Many more steps make up the journey, and not all of them were in chapter 8 of Ezra. However, the keys to building the right team, collecting community support, and building a plan kickstarted the journey. Of course, there are moments to pray throughout all these steps.

When have you reflected on your mission, as a nonprofit leader or as an individual? What was the key takeaway from that experience? Tell me on Facebook @HopelesslyHopefulBooks.

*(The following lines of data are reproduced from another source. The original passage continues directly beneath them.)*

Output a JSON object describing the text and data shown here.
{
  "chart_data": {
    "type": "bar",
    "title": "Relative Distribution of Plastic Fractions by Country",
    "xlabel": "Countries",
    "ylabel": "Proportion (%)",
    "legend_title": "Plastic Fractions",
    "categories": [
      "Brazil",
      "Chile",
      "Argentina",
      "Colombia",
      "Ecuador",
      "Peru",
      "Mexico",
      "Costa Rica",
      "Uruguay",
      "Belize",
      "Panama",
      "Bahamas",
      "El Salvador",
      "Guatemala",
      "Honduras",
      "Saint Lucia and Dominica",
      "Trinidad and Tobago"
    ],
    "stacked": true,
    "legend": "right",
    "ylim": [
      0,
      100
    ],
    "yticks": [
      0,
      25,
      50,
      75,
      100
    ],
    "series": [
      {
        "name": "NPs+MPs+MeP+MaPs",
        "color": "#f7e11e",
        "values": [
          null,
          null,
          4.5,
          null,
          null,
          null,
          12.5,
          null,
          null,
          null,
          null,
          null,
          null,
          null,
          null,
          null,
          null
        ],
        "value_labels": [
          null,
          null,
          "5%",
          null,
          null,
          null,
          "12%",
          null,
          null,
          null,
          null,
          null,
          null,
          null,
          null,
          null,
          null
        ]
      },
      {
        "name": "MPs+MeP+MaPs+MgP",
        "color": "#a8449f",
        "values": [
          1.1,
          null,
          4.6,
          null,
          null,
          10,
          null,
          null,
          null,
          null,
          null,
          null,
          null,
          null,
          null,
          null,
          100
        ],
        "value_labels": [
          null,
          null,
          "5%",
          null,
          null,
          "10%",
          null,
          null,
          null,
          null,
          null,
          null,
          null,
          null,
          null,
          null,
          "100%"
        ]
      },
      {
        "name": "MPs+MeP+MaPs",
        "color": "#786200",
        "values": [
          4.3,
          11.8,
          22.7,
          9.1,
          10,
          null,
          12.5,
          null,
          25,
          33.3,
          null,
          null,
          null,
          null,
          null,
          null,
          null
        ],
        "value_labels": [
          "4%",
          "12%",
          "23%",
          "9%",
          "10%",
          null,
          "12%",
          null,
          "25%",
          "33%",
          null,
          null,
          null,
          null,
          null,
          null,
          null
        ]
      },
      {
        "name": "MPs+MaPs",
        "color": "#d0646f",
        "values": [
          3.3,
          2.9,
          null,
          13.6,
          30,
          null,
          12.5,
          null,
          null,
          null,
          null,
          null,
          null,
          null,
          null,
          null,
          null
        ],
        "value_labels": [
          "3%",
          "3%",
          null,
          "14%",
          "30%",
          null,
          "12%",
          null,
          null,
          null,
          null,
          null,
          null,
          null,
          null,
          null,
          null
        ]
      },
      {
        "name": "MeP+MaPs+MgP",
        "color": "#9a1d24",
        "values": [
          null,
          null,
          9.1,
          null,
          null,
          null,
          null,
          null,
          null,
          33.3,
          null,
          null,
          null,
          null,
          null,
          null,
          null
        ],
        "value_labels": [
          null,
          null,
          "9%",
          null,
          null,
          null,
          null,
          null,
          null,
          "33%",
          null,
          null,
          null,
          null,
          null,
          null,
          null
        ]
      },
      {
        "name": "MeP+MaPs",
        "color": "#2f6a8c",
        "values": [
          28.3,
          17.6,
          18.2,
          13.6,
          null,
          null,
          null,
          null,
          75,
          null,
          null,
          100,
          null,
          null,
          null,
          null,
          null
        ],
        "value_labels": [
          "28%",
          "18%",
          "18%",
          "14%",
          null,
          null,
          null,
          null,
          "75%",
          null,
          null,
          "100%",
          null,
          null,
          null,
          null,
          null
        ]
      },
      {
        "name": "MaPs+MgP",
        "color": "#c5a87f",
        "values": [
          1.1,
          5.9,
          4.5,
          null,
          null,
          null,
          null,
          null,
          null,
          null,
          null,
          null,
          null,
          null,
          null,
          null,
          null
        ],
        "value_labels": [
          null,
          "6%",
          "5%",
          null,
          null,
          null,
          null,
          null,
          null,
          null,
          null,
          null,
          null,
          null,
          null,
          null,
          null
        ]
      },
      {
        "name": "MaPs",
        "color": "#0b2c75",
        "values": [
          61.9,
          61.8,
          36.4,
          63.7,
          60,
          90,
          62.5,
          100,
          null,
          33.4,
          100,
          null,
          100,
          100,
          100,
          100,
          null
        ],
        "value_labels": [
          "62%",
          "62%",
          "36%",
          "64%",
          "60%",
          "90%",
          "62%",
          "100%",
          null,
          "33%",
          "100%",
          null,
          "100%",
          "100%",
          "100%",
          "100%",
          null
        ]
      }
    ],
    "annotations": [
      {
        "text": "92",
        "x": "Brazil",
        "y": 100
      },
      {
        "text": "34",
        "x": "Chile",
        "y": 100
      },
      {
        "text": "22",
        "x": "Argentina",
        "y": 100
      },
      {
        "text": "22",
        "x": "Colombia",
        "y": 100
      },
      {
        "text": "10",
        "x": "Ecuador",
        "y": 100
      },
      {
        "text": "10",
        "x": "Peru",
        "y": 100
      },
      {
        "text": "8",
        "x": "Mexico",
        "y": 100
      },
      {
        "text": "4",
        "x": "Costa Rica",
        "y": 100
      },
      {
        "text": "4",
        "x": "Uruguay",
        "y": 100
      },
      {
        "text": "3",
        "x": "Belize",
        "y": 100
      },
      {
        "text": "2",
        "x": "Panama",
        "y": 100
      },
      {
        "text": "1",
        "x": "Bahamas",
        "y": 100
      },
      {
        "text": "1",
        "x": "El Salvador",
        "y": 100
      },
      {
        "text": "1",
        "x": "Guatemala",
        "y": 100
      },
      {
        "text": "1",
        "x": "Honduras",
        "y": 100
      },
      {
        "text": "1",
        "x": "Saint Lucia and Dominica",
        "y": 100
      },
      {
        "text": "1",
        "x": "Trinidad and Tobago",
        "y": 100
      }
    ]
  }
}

© 2020, Mollie Bond. All rights reserved. Originally published at www.molliebond.org.

Did You Vote?

Yet this I call to mind and therefore I have hope: Because of the Lord’s great love we are not consumed, for his compassions never fail. They are new every morning; great is your faithfulness. Lamentations 3:12-23

My grandma got to vote by pointing at pictures of who she wanted to vote for. She said she couldn’t remember the last time she voted. It warmed my heart to hear her excitement.

Today is the day to vote if you haven’t done so yet. Voting is important and it’s a privilege. It impacts funding for many nonprofits along with so many other decisions we face together.

Today is also the day not to fret. Instead, it is a day to trust that God is in control of the future. Have hope.

This is short so that you have time to vote. 😊 And, thank you for doing so.